[FRIAM] Rare Earth

steve smith sasmyth at swcp.com
Thu Jan 30 11:52:17 EST 2025


I always assumed that the chirality asymmetry of organic molecules on 
earth was a simple feedback loop or the "sensitive dependence on initial 
conditions" of a complex adaptive system (biosphere).   I've heard (but 
not parsed fully) similar arguments about matter/anti-matter?  Or like 
the Highlander Franchise "there can be only one!" (chirality).

Is the chirality dystopian vision more like "grey goo" or a 
protein-molecule "kessler syndrome" scenario from my pantheon/quiver of 
existential threats?

One of my never-to-be-realized novels would be titled /"We Shall Know 
our Chirality"/.

this is a nod to Egger's 2002 "We Shall Know our Velocity", a bit of an 
absurdist "road novel" vaguely relevant to Pirsig's earlier "Motorcycle" 
one.

I did not remember (or know) that Egger's took the theme even further in 
his 2013 "The Circle" novel which became a movie (2017) by the same 
name.   A dystopian story painfully apropos of the moment prophecying 
(sp?) the various parodies and paradoxes of "complete knowledge" and 
"whatever I say means what I want it to mean" (paraphrase of virtually 
every Right Wing figure today). Also shared with "follow the science" 
mantras.

FWiW GPT 4o mini believes/hallucinates thus:

    The phrase *"We shall know our velocities"* comes from *Mark
    Twain*’s novel */The Adventures of Huckleberry Finn/ (1884)*. It is
    part of a speech made by *The Duke* in the book, where he is talking
    about his plans to make money by deceiving people.

    The full quote goes:

    *"We shall know our velocities, and we shall know how fast we are
    going, and how far, and where we are going."*

    It is often interpreted as Twain's satirical commentary on the human
    tendency to overthink or complicate matters. Twain is not only
    mocking the characters in the novel who are trying to calculate or
    control things that are uncontrollable but also commenting on the
    absurdity of putting too much emphasis on knowledge or control over
    something that doesn't need to be calculated in such a manner.
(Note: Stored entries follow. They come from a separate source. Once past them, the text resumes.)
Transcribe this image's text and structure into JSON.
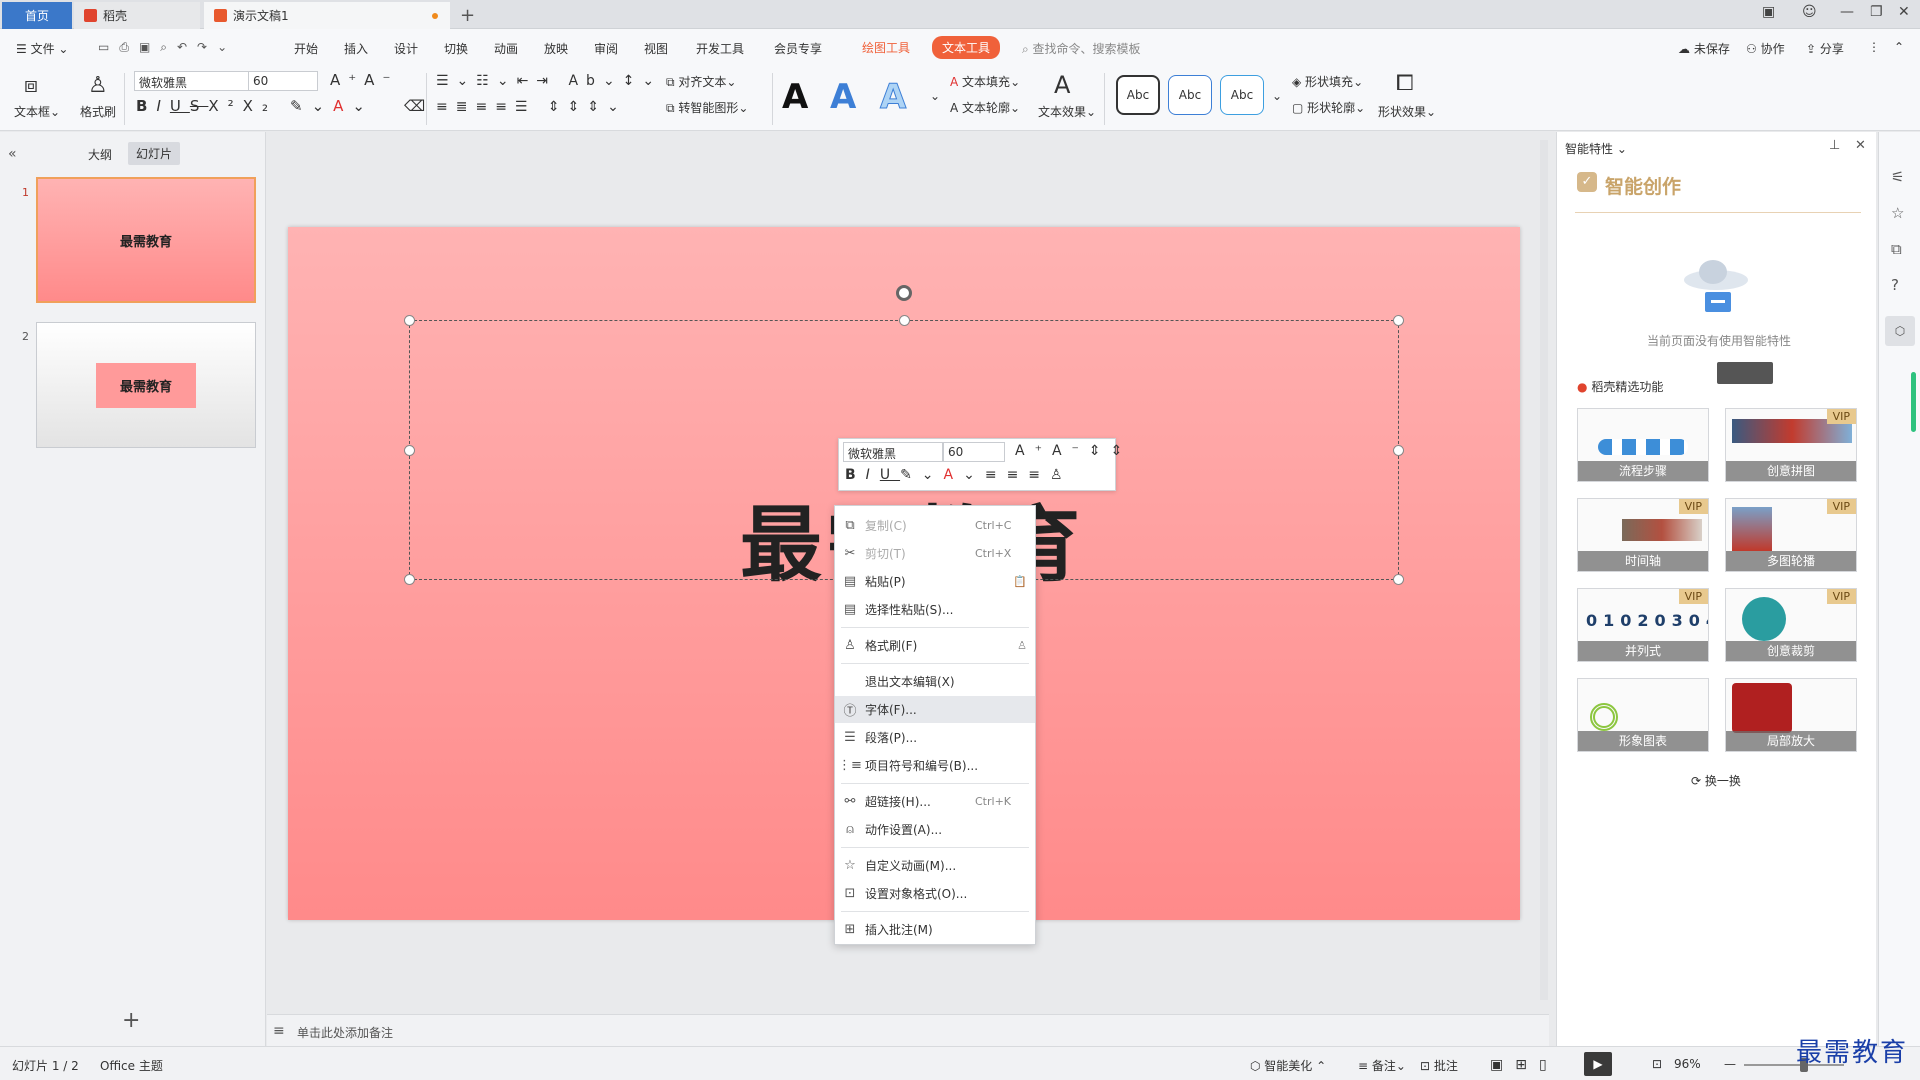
{
  "titlebar": {
    "home": "首页",
    "tab_daoke": "稻壳",
    "tab_doc": "演示文稿1",
    "add": "+"
  },
  "menubar": {
    "file": "文件",
    "items": [
      "开始",
      "插入",
      "设计",
      "切换",
      "动画",
      "放映",
      "审阅",
      "视图",
      "开发工具",
      "会员专享"
    ],
    "drawing_tools": "绘图工具",
    "text_tools": "文本工具",
    "search_placeholder": "查找命令、搜索模板",
    "unsaved": "未保存",
    "collab": "协作",
    "share": "分享"
  },
  "ribbon": {
    "textbox": "文本框",
    "format_painter": "格式刷",
    "font": "微软雅黑",
    "size": "60",
    "align_text": "对齐文本",
    "smart_shape": "转智能图形",
    "text_fill": "文本填充",
    "text_outline": "文本轮廓",
    "text_effect": "文本效果",
    "abc": "Abc",
    "shape_fill": "形状填充",
    "shape_outline": "形状轮廓",
    "shape_effect": "形状效果",
    "bigA": "A"
  },
  "leftpanel": {
    "tab_outline": "大纲",
    "tab_slides": "幻灯片",
    "slides": [
      {
        "num": "1",
        "text": "最需教育"
      },
      {
        "num": "2",
        "text": "最需教育"
      }
    ],
    "add": "+"
  },
  "slide": {
    "text": "最需教育"
  },
  "minitoolbar": {
    "font": "微软雅黑",
    "size": "60"
  },
  "context_menu": [
    {
      "label": "复制(C)",
      "shortcut": "Ctrl+C",
      "icon": "copy-icon",
      "disabled": true
    },
    {
      "label": "剪切(T)",
      "shortcut": "Ctrl+X",
      "icon": "cut-icon",
      "disabled": true
    },
    {
      "label": "粘贴(P)",
      "shortcut": "",
      "icon": "paste-icon"
    },
    {
      "label": "选择性粘贴(S)...",
      "shortcut": "",
      "icon": "paste-special-icon"
    },
    {
      "label": "格式刷(F)",
      "shortcut": "",
      "icon": "format-painter-icon"
    },
    {
      "label": "退出文本编辑(X)",
      "shortcut": "",
      "icon": ""
    },
    {
      "label": "字体(F)...",
      "shortcut": "",
      "icon": "font-icon",
      "highlight": true
    },
    {
      "label": "段落(P)...",
      "shortcut": "",
      "icon": "paragraph-icon"
    },
    {
      "label": "项目符号和编号(B)...",
      "shortcut": "",
      "icon": "bullets-icon"
    },
    {
      "label": "超链接(H)...",
      "shortcut": "Ctrl+K",
      "icon": "link-icon"
    },
    {
      "label": "动作设置(A)...",
      "shortcut": "",
      "icon": "action-icon"
    },
    {
      "label": "自定义动画(M)...",
      "shortcut": "",
      "icon": "animation-icon"
    },
    {
      "label": "设置对象格式(O)...",
      "shortcut": "",
      "icon": "object-format-icon"
    },
    {
      "label": "插入批注(M)",
      "shortcut": "",
      "icon": "comment-icon"
    }
  ],
  "notes": {
    "placeholder": "单击此处添加备注"
  },
  "rightpanel": {
    "header": "智能特性",
    "title": "智能创作",
    "empty_text": "当前页面没有使用智能特性",
    "section": "稻壳精选功能",
    "cards": [
      {
        "label": "流程步骤",
        "vip": false
      },
      {
        "label": "创意拼图",
        "vip": true
      },
      {
        "label": "时间轴",
        "vip": true
      },
      {
        "label": "多图轮播",
        "vip": true
      },
      {
        "label": "并列式",
        "vip": true
      },
      {
        "label": "创意裁剪",
        "vip": true
      },
      {
        "label": "形象图表",
        "vip": false
      },
      {
        "label": "局部放大",
        "vip": false
      }
    ],
    "vip_label": "VIP",
    "refresh": "换一换"
  },
  "statusbar": {
    "slide_info": "幻灯片 1 / 2",
    "theme": "Office 主题",
    "beautify": "智能美化",
    "notes": "备注",
    "comments": "批注",
    "zoom": "96%"
  },
  "watermark": "最需教育",
  "colors": {
    "accent": "#3b78c9",
    "text_tools": "#f0613a",
    "slide_top": "#ffb3b3",
    "slide_bottom": "#ff8a8a"
  }
}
I say "hallucinates" because upon searching the text of Huckelberry Finn 
I find no such quote (or even a reference to "velocities" or 
"velocity".    I *was* just asking GPT to help me find/recognize the 
*previous* quote from Clemens/Twain regarding "reading the news two 
weeks late"... so I think GPTs eagerness to please me maybe sent it that 
way?

Others have suggested that soon all original reference material will be 
buried by recursive hallucinations of LLMs quoting the output of LLMs, 
etc.   I was skeptical when this was first mentioned, I'm now feeling 
like I might be living it?

Bah!

  - Steve

Back to perseverating on Capitol Hill/DC events.  Do we think Hegseth 
was on the chopper that hit the passenger jet?  A last romantic flight 
with his next ex-wife, the female combat pilot just before he drums her 
out of the military (but before he discovers she is Trans)?
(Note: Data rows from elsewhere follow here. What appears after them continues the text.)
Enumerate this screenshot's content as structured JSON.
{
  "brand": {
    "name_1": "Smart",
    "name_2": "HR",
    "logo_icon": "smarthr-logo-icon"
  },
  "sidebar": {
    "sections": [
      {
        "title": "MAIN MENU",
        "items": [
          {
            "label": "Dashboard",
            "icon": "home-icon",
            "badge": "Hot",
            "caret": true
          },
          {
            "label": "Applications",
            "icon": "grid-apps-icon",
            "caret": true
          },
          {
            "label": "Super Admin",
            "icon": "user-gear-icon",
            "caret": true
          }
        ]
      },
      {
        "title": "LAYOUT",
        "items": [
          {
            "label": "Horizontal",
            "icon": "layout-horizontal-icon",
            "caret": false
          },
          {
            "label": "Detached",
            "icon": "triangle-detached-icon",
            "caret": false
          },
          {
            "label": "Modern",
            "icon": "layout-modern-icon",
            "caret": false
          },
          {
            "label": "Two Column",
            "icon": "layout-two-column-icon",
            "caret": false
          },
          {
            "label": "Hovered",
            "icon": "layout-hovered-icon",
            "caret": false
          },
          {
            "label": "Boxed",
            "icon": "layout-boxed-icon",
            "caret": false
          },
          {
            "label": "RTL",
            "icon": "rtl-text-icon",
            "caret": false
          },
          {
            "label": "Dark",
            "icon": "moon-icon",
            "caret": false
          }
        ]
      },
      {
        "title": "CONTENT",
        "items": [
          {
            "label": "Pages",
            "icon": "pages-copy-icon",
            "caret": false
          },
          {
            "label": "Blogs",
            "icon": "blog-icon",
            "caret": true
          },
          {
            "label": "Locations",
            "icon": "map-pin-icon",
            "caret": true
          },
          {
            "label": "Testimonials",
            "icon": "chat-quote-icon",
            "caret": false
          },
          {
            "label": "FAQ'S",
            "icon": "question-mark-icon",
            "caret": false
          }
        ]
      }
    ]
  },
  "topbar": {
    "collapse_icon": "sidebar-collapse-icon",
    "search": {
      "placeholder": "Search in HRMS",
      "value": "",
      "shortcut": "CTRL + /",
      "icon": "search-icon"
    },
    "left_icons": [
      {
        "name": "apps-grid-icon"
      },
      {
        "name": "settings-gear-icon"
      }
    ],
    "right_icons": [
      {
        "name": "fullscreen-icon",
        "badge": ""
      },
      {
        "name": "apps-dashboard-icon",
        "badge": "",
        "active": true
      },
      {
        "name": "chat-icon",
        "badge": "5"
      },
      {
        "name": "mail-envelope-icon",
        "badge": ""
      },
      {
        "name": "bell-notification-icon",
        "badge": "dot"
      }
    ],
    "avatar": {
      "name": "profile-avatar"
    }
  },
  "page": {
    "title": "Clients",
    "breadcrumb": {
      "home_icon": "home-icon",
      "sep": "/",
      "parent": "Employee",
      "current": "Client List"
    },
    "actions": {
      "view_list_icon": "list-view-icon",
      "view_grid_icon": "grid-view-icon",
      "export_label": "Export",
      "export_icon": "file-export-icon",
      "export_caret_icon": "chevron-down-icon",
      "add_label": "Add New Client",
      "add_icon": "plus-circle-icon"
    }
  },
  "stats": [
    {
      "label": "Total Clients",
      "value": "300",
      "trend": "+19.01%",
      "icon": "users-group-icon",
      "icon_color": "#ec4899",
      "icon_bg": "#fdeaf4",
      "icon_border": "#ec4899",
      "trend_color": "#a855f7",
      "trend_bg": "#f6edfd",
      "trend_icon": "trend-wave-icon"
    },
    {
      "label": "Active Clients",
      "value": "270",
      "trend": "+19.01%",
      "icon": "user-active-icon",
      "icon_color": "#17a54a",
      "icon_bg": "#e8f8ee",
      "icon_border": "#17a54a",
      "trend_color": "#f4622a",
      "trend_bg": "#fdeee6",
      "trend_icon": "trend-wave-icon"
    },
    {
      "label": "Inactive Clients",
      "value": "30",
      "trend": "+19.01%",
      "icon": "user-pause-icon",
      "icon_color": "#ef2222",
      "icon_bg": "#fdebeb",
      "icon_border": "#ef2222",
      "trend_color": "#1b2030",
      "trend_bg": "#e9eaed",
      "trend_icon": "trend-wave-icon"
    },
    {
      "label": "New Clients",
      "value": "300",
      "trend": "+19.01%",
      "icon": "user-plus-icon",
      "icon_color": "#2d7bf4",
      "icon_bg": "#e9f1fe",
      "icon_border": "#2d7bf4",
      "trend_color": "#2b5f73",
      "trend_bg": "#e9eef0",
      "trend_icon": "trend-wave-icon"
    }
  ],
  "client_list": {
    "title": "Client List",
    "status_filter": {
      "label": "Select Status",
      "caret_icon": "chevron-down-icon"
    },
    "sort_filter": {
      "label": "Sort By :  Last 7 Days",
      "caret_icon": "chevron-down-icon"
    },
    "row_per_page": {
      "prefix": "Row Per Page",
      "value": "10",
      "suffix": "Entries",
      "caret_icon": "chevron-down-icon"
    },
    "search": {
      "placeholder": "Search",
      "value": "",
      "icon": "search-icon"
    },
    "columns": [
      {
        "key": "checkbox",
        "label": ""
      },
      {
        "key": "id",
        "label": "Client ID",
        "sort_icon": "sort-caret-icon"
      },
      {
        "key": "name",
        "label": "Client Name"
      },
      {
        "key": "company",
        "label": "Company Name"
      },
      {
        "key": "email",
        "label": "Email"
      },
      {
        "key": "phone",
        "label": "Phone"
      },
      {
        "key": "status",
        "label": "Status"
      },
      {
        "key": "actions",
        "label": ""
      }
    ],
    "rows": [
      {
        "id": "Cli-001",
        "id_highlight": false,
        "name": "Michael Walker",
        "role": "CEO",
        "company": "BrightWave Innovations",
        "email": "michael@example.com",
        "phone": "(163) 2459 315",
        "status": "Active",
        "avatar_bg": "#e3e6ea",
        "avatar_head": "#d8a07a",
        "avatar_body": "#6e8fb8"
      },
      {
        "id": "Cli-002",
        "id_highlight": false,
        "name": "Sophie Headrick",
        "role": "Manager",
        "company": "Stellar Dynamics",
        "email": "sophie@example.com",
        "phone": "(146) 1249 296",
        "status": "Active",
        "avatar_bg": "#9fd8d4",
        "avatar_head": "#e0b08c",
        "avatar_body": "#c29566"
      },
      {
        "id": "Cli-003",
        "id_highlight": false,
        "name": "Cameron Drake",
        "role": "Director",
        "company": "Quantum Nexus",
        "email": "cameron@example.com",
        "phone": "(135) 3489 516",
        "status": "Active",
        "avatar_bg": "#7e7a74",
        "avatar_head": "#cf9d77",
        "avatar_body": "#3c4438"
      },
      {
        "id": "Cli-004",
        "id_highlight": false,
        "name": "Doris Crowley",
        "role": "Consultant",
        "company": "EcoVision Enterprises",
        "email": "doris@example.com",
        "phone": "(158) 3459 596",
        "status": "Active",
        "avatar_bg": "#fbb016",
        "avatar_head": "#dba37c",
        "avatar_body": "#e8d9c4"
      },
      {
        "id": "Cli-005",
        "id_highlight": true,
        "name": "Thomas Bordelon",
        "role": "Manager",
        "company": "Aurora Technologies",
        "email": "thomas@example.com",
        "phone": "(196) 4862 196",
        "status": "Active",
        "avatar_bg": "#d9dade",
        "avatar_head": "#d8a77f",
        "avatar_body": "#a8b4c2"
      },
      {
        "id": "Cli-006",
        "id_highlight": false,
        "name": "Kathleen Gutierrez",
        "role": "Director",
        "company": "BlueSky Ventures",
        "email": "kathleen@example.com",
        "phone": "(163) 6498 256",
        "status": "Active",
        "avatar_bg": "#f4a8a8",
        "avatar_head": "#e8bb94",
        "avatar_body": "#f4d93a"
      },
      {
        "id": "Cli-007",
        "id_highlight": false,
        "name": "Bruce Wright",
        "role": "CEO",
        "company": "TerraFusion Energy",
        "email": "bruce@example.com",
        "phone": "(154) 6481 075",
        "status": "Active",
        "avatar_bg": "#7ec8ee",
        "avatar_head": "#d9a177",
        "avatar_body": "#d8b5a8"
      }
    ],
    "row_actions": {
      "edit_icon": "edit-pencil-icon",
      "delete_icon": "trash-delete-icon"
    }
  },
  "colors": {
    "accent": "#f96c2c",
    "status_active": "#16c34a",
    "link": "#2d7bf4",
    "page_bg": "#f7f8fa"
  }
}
On 1/30/25 8:18 AM, glen wrote:
>
> Asteroid fragments upend theory of how life on Earth bloomed
> https://www.nature.com/articles/d41586-025-00264-3
> "Glavin is most perplexed by the discovery of an equal mixture of 
> left-handed and right-handed amino acids on Bennu. He, like many 
> scientists, had thought that organic molecules from primordial 
> asteroids would have had the same left-handed dominance as those from 
> life on Earth. Now, researchers have to go back to the drawing board 
> to understand how life might have been seeded on Earth."
>
> I remember but now can't find a recent article about how dangerous 
> right-handed molecules are to life on earth. Peter Ward's book gifted 
> me some rhetoric for a basic belief I'd held for awhile. Renee' 
> believes in (complex) extraterrestrials. I don't, at least within some 
> observation window (i.e. maybe they're out there but we'll never meet 
> them). But it's completely reasonable that life emerged all over the 
> universe. It's just difficult for me to imagine it (life) jumping 
> through all these gen-phen ratchets.
>
> There must be a sci-fi novel out there where some cluster (alive or 
> not) of right-handed molecules lands on earth and eats away at the 
> biosphere. I can see 2 basic outcomes: 1. death or 2. chirality 
> co-evolution (including where 1 or the other wins out in the "end").